Ebola virus consists of different structural proteins, each of which plays its roles in different aspects of the viral life cycle. Among them, VP40 plays a number of critical roles in the viral lifecycle such as regulating viral transcription and coordinating virion assembly and budding from infected cells. Due to the fact that VP40 plays a vital role in the Ebola virus life cycle, it is considered as a promising target for the treatment of Ebola virus infection.

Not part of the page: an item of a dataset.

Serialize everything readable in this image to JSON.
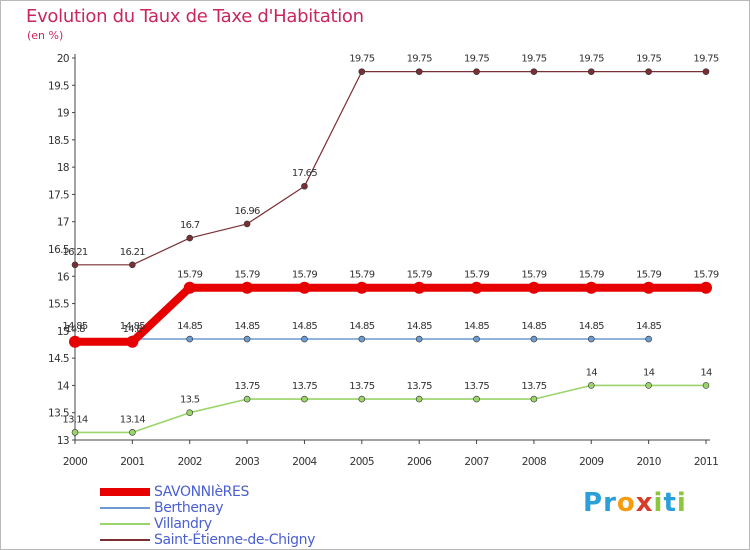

This study aims to design ligands that have the potential to inhibit the VP40-RNA binding site. A total of seventeen ligands were designed based on the modification Q-88 (ZINC ID: 1342431) scaffold. Q-88 gave the best binding free energy of -97.27 kJ/mol and docking score of -7.1 kcal/mol according to previous literature. The seventeen ligands were then simulated against the RNA binding site using AutoDock Vina. The results showed that all ligands hold high binding affinities with VP40 ranging from -5.5 kcal/mol to -6.9 kcal/mol. Additionally, Q-88 was redocked as reference to determine if the modified ligands can surpass the binding affinity of Q-88 under the same circumstance. This study revealed that the modification of chlorine atoms on the benzene group did not give much effect towards increasing the binding affinity of the complex. Therefore, it is suggested that further chemical modifications should be carried out based on the Q-88 scaffold without altering the chlorine atom in the benzene group of the compound.